A millimeter of 25 millivolt range is to be converted into an ammeter of 25-ampere range. The value (in ohm) of necessary shunt will be:
A. 1
B. 0.05
C. 0.001
D. 0.01

Answer 1

Hint: A millimeter can be converted to an ammeter by connecting a very small shunt resistance in parallel with the galvanometer. This causes an increase in the current range of the whole setup as a lot of current passes through the shunt resistance. Find the potential difference across the multimeter and the shunt resistance. Equate these two equations for potential difference and then obtain an expression for shunt resistance. Substitute the values in the formula and find the value of shunt resistance.

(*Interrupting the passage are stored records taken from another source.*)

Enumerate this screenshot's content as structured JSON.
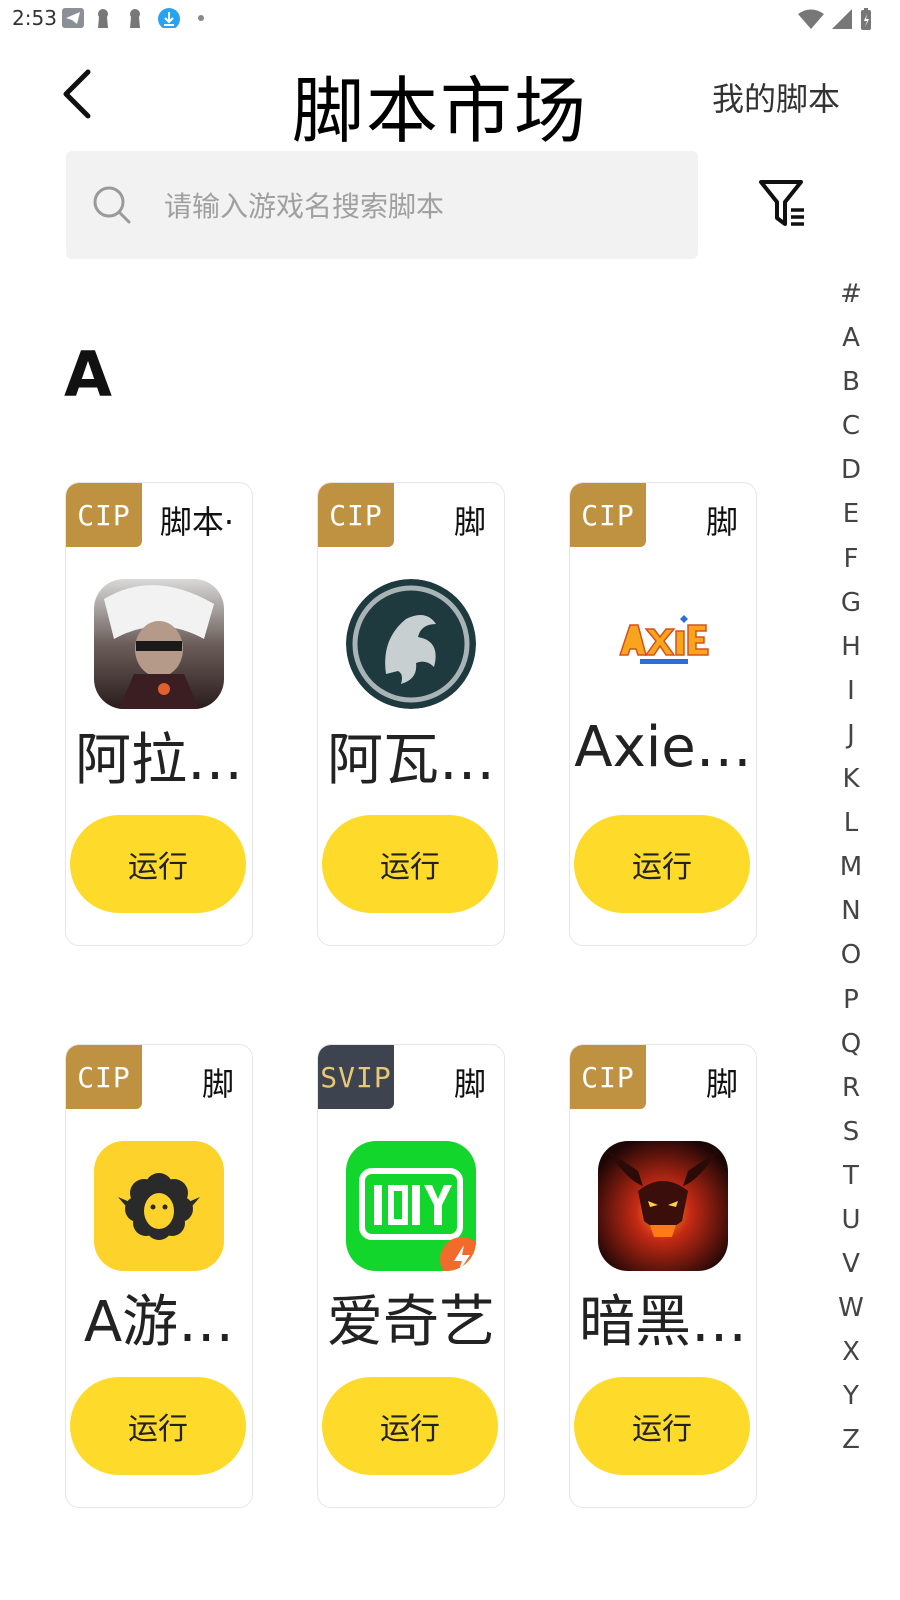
{
  "status_bar": {
    "time": "2:53"
  },
  "header": {
    "title": "脚本市场",
    "my_scripts": "我的脚本"
  },
  "search": {
    "placeholder": "请输入游戏名搜索脚本"
  },
  "section": {
    "letter": "A"
  },
  "index_letters": [
    "#",
    "A",
    "B",
    "C",
    "D",
    "E",
    "F",
    "G",
    "H",
    "I",
    "J",
    "K",
    "L",
    "M",
    "N",
    "O",
    "P",
    "Q",
    "R",
    "S",
    "T",
    "U",
    "V",
    "W",
    "X",
    "Y",
    "Z"
  ],
  "cards": [
    {
      "badge": "CIP",
      "tag": "脚本·",
      "name": "阿拉…",
      "run_label": "运行",
      "icon": "dark-warrior-game-icon"
    },
    {
      "badge": "CIP",
      "tag": "脚",
      "name": "阿瓦…",
      "run_label": "运行",
      "icon": "dragon-emblem-game-icon"
    },
    {
      "badge": "CIP",
      "tag": "脚",
      "name": "Axie…",
      "run_label": "运行",
      "icon": "axie-infinity-logo-icon"
    },
    {
      "badge": "CIP",
      "tag": "脚",
      "name": "A游…",
      "run_label": "运行",
      "icon": "sheep-app-icon"
    },
    {
      "badge": "SVIP",
      "tag": "脚",
      "name": "爱奇艺",
      "run_label": "运行",
      "icon": "iqiyi-app-icon"
    },
    {
      "badge": "CIP",
      "tag": "脚",
      "name": "暗黑…",
      "run_label": "运行",
      "icon": "diablo-demon-game-icon"
    }
  ],
  "colors": {
    "accent_button": "#fedb2a",
    "badge_cip": "#bf9241",
    "badge_svip": "#3e4350",
    "search_bg": "#f2f2f2"
  }
}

Complete solution step-by-step:

Let the resistance of millimeter be G and current flowing through it be ${I}_{g}$. The shunt resistance be S.
Given: $
V= 25 mV= 25 \times {10}^{-3}V$
I= 25 A
From the above figure, potential difference across millimeter is given by,
$V= {I}_{g}G$ …(1)
Similarly, potential difference across the shunt resistance is given by,
${V}_{s}=\left(I-{I}_{g}\right)S$ …(2)
We know the potential difference across the millimeter is the same as the potential difference across shunt resistance.
$\therefore V={V}_{s}$
Substituting values in above equation we get,
${I}_{g}G=\left(I-{I}_{g}\right)S$
$\Rightarrow S= \dfrac {{I}_{g}G}{I-{I}_{g}}$
Substituting equation. (1) back in above equation we get,
$ S= \dfrac {V}{I-{I}_{g}}$ …(3)
Now, we know, for an ideal millimeter, resistance is infinity. Also, current is inversely proportional to resistance. Thus, the current through the voltmeter will be zero.
$\therefore {I}_{g}=0$
Substituting values in the equation. (3) we get,
$S= \dfrac {25 \times {10}^{-3}}{25-0}$
$\Rightarrow S= \dfrac {25 \times {10}^{-3}}{25}$
$\Rightarrow S= {10}^{-3}\Omega$
$\Rightarrow S= 0.001 \Omega$
Thus, the value (in ohm) of necessary shunt will be $0.001 \Omega$.

So, the correct answer is option C is 0.001.

Note:
Students must remember how to convert a millimeter or galvanometer into an ammeter or a voltmeter. To convert a galvanometer into an ammeter, a very small shunt resistance has to be connected in parallel always. While to convert a galvanometer into a voltmeter, a large resistance has to be connected in series. The galvanometer resistance is considered as a simple resistance which is in series with an ideal galvanometer. An ideal galvanometer or a millimeter has zero resistance.